Reflection Spot 3: Campus Impressions

This Saturday brings us a long-awaited dose of brightness and relative warmth; rarely do I let a day like this go by without a stop at my spot on the bridge. The bricks are chilly against the bottoms of my feet, but the sun grins above. Conditions are perfect for precisely the things that are happening: a track meet bringing students from all over the country to our campus, and a flurry of tours for prospective families. From my lakeside perch, I overhear conversations from the endless stream of runners breezing by and from bright-eyed applicants evaluating a potential new home. And they almost invariably center around our campus’s leafy aesthetic, particularly the lake.

Struck by the almost all-consuming role natural features are playing into these first impressions of our campus, I’ve been thinking back to my own initial encounter with UR. I was here for a tour with my parents over the summer, and with the student body decimated a visual impression was pretty much the only one I could come away with. The lake and the trees still stick out in my memory as essential elements of my notion of Richmond—this, of all the schools I visited, was the place in which I could feel I existed in an ecological space, part of both a natural habitat and the fabric of a city. When I visited again right around this time of year, I was even further won over by the daffodils, spring bursting around every corner.

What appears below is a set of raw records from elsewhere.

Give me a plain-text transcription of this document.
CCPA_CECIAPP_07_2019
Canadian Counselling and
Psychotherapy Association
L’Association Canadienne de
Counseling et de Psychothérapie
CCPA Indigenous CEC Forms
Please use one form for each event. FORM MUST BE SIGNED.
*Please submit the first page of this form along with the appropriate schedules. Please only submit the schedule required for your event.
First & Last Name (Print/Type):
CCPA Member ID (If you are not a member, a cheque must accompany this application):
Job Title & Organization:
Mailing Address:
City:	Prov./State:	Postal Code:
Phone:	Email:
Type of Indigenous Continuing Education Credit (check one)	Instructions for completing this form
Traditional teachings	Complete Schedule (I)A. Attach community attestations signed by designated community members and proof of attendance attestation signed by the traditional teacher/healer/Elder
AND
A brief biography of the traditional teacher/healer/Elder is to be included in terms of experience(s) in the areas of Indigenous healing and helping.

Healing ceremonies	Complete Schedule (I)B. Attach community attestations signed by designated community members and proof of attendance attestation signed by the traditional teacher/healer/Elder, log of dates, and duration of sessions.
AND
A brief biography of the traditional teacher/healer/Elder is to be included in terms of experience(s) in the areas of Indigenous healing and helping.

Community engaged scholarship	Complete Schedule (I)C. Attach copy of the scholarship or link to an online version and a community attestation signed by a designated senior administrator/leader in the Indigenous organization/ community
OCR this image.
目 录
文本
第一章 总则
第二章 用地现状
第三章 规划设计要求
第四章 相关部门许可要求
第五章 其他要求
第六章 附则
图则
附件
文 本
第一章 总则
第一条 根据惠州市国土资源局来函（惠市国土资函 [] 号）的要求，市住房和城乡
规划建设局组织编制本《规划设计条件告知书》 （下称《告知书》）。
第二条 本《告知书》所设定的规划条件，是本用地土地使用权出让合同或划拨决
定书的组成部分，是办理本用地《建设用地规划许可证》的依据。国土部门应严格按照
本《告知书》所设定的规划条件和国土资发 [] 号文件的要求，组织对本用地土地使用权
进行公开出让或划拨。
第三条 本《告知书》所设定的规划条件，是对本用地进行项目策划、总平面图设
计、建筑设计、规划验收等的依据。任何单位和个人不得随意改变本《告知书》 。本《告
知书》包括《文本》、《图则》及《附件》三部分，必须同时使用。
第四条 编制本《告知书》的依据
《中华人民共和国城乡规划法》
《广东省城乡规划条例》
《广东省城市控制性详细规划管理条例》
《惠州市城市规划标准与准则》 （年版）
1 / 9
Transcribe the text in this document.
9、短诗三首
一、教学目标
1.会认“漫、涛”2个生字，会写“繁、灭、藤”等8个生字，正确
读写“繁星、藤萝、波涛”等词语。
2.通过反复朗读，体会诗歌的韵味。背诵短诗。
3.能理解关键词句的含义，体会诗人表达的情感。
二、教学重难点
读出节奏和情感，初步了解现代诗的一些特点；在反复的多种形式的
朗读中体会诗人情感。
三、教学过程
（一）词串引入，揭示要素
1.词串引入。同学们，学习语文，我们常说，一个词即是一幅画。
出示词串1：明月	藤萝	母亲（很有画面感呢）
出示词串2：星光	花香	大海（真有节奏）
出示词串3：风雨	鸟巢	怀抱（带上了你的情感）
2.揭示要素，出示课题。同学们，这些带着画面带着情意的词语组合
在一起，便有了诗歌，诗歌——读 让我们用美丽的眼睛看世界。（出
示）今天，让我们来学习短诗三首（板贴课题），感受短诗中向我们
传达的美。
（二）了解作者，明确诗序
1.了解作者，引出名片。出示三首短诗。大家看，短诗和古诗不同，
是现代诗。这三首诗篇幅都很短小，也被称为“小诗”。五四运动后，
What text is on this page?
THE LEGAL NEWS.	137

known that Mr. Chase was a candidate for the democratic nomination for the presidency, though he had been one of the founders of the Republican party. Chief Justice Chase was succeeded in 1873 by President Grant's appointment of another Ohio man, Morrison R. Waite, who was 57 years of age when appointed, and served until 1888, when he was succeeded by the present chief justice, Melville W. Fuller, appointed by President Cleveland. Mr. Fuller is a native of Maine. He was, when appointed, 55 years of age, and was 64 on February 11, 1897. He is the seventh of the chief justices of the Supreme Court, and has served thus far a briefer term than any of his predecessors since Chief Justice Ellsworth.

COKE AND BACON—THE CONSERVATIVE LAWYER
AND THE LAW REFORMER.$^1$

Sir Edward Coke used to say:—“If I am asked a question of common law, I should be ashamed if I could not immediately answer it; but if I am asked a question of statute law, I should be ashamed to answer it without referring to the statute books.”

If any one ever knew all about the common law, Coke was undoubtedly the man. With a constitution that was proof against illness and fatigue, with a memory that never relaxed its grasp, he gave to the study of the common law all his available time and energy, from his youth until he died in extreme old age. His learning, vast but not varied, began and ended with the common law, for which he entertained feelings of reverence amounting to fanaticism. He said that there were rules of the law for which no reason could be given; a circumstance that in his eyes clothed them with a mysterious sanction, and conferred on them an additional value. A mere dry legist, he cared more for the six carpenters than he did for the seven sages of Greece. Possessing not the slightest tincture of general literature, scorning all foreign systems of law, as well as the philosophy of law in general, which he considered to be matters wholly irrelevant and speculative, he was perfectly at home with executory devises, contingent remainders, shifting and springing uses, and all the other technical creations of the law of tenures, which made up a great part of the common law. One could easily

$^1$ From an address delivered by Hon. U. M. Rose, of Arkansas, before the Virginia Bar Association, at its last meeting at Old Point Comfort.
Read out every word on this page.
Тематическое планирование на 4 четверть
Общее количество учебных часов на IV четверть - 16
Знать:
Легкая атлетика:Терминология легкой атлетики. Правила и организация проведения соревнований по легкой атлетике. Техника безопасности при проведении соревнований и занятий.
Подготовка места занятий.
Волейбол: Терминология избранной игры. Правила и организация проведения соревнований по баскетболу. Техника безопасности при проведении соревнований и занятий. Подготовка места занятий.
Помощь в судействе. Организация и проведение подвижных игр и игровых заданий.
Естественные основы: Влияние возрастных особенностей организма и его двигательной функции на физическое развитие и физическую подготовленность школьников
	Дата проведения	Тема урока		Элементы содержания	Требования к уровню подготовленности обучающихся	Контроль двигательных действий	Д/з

It’s disappointing to consider the ways my experience here hasn’t measured up to that first impression. Richmond manicures itself to a tee, but the more I’ve learned about the campus’s relationship with its watershed and the real ecological forces at work here, the more I realize needs to be done in order for UR to match up to the impression visitors come away with. I still love the daffodils (though I’ve learned I don’t get along with the pollen that accompanies them), but I hope my time at UR will involve a tangible shift in the authenticity of its nature-friendly image. And I hope especially that the projects our class is embarking on will contribute to that effort!